In the latest issue of Nature Human Behavior, Przybylski and coauthor Amy Orben use a novel statistical method to show why scientists studying these colossal data sets have been getting such different results and why most of the associations researchers have found, positive and negative, are very small—and probably not worth freaking out about.

Consider the Millennium Cohort Study. A long-term study on the health outcomes of kids born in the UK in 2000 and 2001, the survey contains dozens of questions whose answers a researcher could reasonably interpret as relevant to a person’s well-being.¹ Those questions span topics as disparate as self-esteem, suicidal thoughts, and overall life satisfaction. “But different researchers have different conceptions of well-being and can choose different questions to fit that conception,” Orben says.

Whether they realize it or not, a researcher who chooses to focus only on certain questions is making a decision to pursue one analytical path at the exclusion of many, many others. How many? In the case of the MCS, combining the survey’s questions on well-being with those on things like TV watching, videogame habits, and social media use produces a total of 603,979,752 analytical paths a researcher could take. Combine them with questions directed to the caregivers of study participants, and that figure balloons to 2.5 trillion.
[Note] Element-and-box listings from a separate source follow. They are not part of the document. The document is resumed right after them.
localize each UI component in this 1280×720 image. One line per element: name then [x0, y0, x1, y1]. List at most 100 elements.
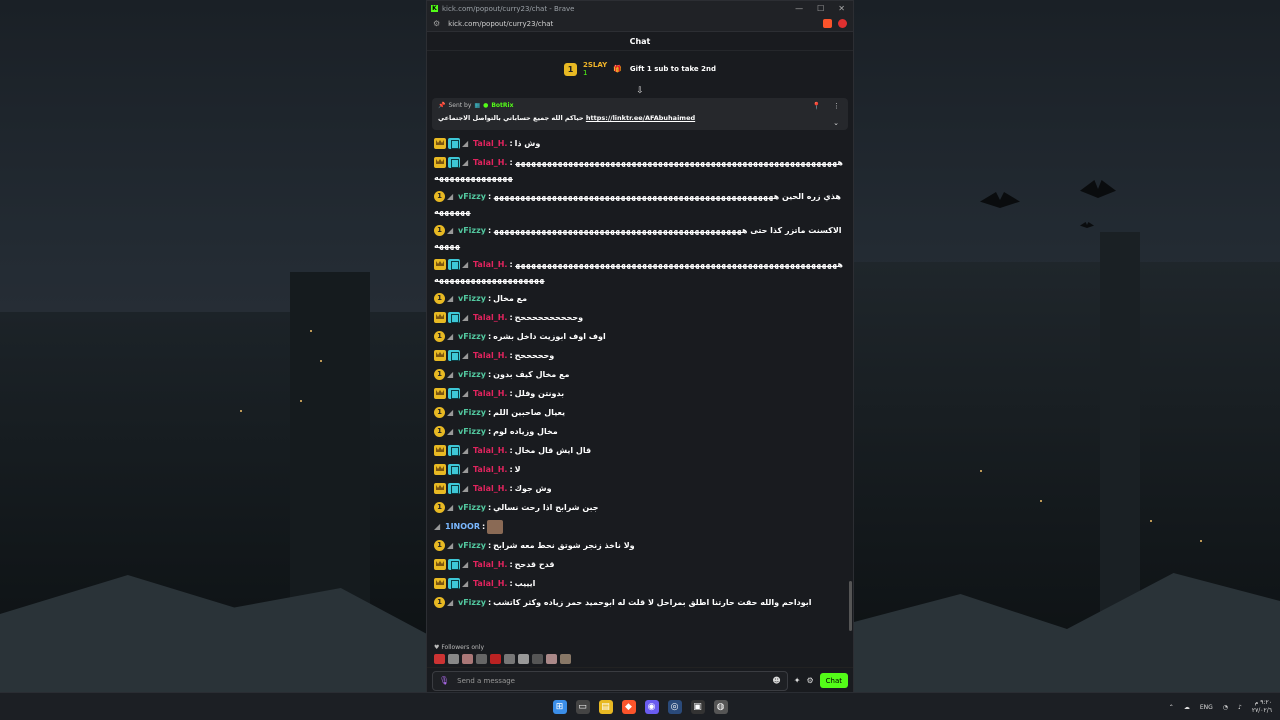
chat-settings-icon[interactable]: ⚙ [806, 676, 813, 685]
brave-rewards-icon[interactable] [838, 19, 847, 28]
chat-username[interactable]: vFizzy [458, 189, 486, 204]
kicks-icon[interactable]: ✦ [794, 676, 801, 685]
chat-message: ◢ Talal_H.: ايييب [434, 574, 846, 593]
chat-message: 1 ◢ vFizzy: مع مخال كيف بدون [434, 365, 846, 384]
discord-icon[interactable]: ◉ [644, 699, 659, 714]
chat-username[interactable]: vFizzy [458, 536, 486, 555]
emote[interactable] [504, 654, 515, 664]
unpin-icon[interactable]: 📍 [812, 102, 821, 110]
minimize-button[interactable]: — [795, 4, 803, 13]
lang-indicator[interactable]: ENG [1200, 704, 1213, 711]
chat-username[interactable]: vFizzy [458, 593, 486, 612]
pinned-link[interactable]: https://linktr.ee/AFAbuhaimed [586, 114, 695, 122]
emote[interactable] [518, 654, 529, 664]
xbox-icon[interactable]: ▣ [690, 699, 705, 714]
message-input[interactable] [457, 676, 765, 685]
bot-badge-icon: ▦ [474, 102, 481, 109]
chat-username[interactable]: Talal_H. [473, 257, 507, 272]
emote[interactable] [546, 654, 557, 664]
pinned-text: حياكم الله جميع حساباتي بالتواصل الاجتما… [438, 114, 584, 122]
chat-username[interactable]: vFizzy [458, 327, 486, 346]
colon-separator: : [487, 226, 492, 235]
chat-scrollbar[interactable] [849, 581, 852, 631]
emote[interactable] [476, 654, 487, 664]
crown-badge-icon [434, 578, 446, 589]
gift-leaderboard[interactable]: 1 2SLAY 1 🎁 Gift 1 sub to take 2nd [427, 51, 853, 87]
cloud-icon[interactable]: ☁ [1184, 704, 1190, 711]
chevron-up-icon[interactable]: ⌃ [1169, 704, 1174, 711]
chevron-down-icon[interactable]: ⌄ [833, 119, 839, 127]
emote[interactable] [532, 654, 543, 664]
crown-badge-icon [434, 464, 446, 475]
chat-username[interactable]: vFizzy [458, 289, 486, 308]
chat-username[interactable]: Talal_H. [473, 479, 507, 498]
chat-username[interactable]: 1INOOR [445, 517, 480, 536]
chat-username[interactable]: Talal_H. [473, 384, 507, 403]
chat-username[interactable]: Talal_H. [473, 346, 507, 365]
brave-browser-icon[interactable]: ◆ [621, 699, 636, 714]
clock[interactable]: ٩:٢٠ م ٢٧/٠٢/٦ [1252, 699, 1272, 715]
chat-username[interactable]: Talal_H. [473, 308, 507, 327]
chat-username[interactable]: vFizzy [458, 365, 486, 384]
brave-shields-icon[interactable] [823, 19, 832, 28]
hat-badge-icon: ◢ [447, 192, 454, 201]
more-options-icon[interactable]: ⋮ [833, 102, 840, 110]
chat-input-bar: 🎙 ☻ ✦ ⚙ Chat [427, 667, 853, 693]
emote[interactable] [560, 654, 571, 664]
chat-username[interactable]: vFizzy [458, 223, 486, 238]
chat-username[interactable]: Talal_H. [473, 460, 507, 479]
chat-username[interactable]: Talal_H. [473, 155, 507, 170]
chat-username[interactable]: vFizzy [458, 422, 486, 441]
subscriber-badge-icon [448, 138, 460, 149]
steam-icon[interactable]: ◎ [667, 699, 682, 714]
close-button[interactable]: ✕ [838, 4, 845, 13]
hat-badge-icon: ◢ [462, 465, 469, 474]
emote[interactable] [462, 654, 473, 664]
chat-username[interactable]: Talal_H. [473, 574, 507, 593]
chat-username[interactable]: vFizzy [458, 403, 486, 422]
hat-badge-icon: ◢ [462, 313, 469, 322]
message-text: بدونتن وفلل [514, 389, 565, 398]
hat-badge-icon: ◢ [447, 598, 454, 607]
emote[interactable] [490, 654, 501, 664]
subscriber-badge-icon [448, 559, 460, 570]
gift-cta[interactable]: Gift 1 sub to take 2nd [630, 65, 716, 73]
chat-username[interactable]: vFizzy [458, 498, 486, 517]
message-input-wrapper[interactable]: 🎙 ☻ [432, 670, 788, 691]
file-explorer-icon[interactable]: ▤ [598, 699, 613, 714]
hat-badge-icon: ◢ [462, 560, 469, 569]
maximize-button[interactable]: ☐ [817, 4, 824, 13]
address-bar[interactable]: ⚙ kick.com/popout/curry23/chat [427, 16, 853, 32]
message-text: وححححححححححح [514, 313, 584, 322]
crown-badge-icon [434, 559, 446, 570]
rank-badge-icon: 1 [434, 502, 445, 513]
chat-username[interactable]: Talal_H. [473, 134, 507, 153]
rank-badge-icon: 1 [434, 331, 445, 342]
system-tray: ⌃ ☁ ENG ◔ ♪ ٩:٢٠ م ٢٧/٠٢/٦ [1169, 693, 1272, 720]
pinned-sender[interactable]: BotRix [491, 102, 513, 109]
task-view-icon[interactable]: ▭ [575, 699, 590, 714]
chat-message: ◢ Talal_H.: وش جوك [434, 479, 846, 498]
emote[interactable] [448, 654, 459, 664]
wifi-icon[interactable]: ◔ [1223, 704, 1228, 711]
chat-username[interactable]: Talal_H. [473, 441, 507, 460]
hat-badge-icon: ◢ [447, 427, 454, 436]
send-chat-button[interactable]: Chat [819, 673, 848, 688]
message-text: لا [514, 465, 521, 474]
obs-icon[interactable]: ◍ [713, 699, 728, 714]
url-text[interactable]: kick.com/popout/curry23/chat [448, 20, 553, 28]
start-icon[interactable]: ⊞ [552, 699, 567, 714]
message-text: ابوداحم والله حقت حارتنا اطلق بمراحل لا … [493, 598, 812, 607]
hat-badge-icon: ◢ [462, 484, 469, 493]
emoji-icon[interactable]: ☻ [772, 676, 780, 685]
chat-message: ◢ Talal_H.: قدح قدحح [434, 555, 846, 574]
expand-arrow-icon[interactable]: ⇩ [427, 87, 853, 96]
chat-username[interactable]: Talal_H. [473, 555, 507, 574]
site-settings-icon[interactable]: ⚙ [433, 19, 440, 28]
chat-message: 1 ◢ vFizzy: ابوداحم والله حقت حارتنا اطلق … [434, 593, 846, 612]
microphone-icon[interactable]: 🎙 [439, 676, 449, 685]
volume-icon[interactable]: ♪ [1238, 704, 1242, 711]
crown-badge-icon [434, 259, 446, 270]
emote[interactable] [434, 654, 445, 664]
colon-separator: : [487, 408, 492, 417]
Granted, the vast majority of those 2.5 trillion results are not all that interesting. But the sprawling nature of these data sets allows for associations to emerge that are technically statistically significant but are very, very small. In science, large sample sizes are generally considered to be a good thing. Yet when you combine the large number of analytical paths afforded by subjective survey questions with an enormous number of survey participants, it opens the door to statistical skullduggery like p-hacking—the practice of fishing for favorable results in a large set of data.

“Researchers will essentially torture the data until it gives them a statistically significant result that they can publish,” Przybylski says. (Not all researchers who report such results do so with the intention to deceive. But researchers are people; science as an institution may strive for objectivity, but scientists are nevertheless susceptible to biases that can blind them to their misuse of data.) “We wanted to move past this kind of statistical cherry-picking. So we decided to look for a data-driven method to collect the whole orchard, all at once.”

Przybylski and Orben found that method in a statistical tool called specification curve analysis. Rather than investigate a single analytical path through the Millenium Cohort Study, SCA allowed them to investigate 20,000 of them. It also permitted them to probe all 41,338 paths through two other large-scale data sets, called Monitoring the Future and the Youth Risk and Behaviour Survey, that are commonly used to assess the association between digital habits and adolescent well-being.

The result was a series of visualizations that map the wide gamut of potential effects researchers could detect in the three repositories, and they reveal several important things: One, that small changes in analytical approach can lead to dramatically different findings along that spectrum. Two, that the correlation between technology use and well-being is negative. And three, that this correlation is very, very small, explaining—at most—0.4 percent of the variation in adolescent well-being.

To put it in perspective, the researchers compared the link between technology use and adolescent well-being to that of other factors examined by the large-scale data sets. “Using technology is about as associated with well-being as eating potatoes,” Przybylski says. In other words: hardly at all. By the same logic, bullying had an effect size four times greater than screen use. Smoking cigarettes? 18 times. Conversely, getting enough sleep and eating breakfast were positively associated with adolescent well-being at a magnitude 44 and 30 times that of technology use, respectively.

Put another way: Technology’s impact on well-being might be statistically significant, but its practical significance—according to existing data sets—appears negligible. “The level of association documented in this study is incongruent with the level of panic we see around things like screen time,” says University of California Irvine psychologist Candice Odgers, who researches how technology affects kids’ development and was unaffiliated with the study. “It really highlights the disconnect between conversations in the public sphere and what the bulk of the data are showing us.”

What the study doesn’t do is close the book on questions surrounding technology’s effects. Instead, it highlights the need for more nuanced questions. Not all screen time is created equal, but most studies to date treat it as monolithic. “That’s like asking if food is good or bad for you, and in the end, questions like that will never help us,” Orben says. “We need to stop the debate about the effect of generic tech use on well-being and open space for more and better research about the kind of technologies people are using, who’s using them, and how.”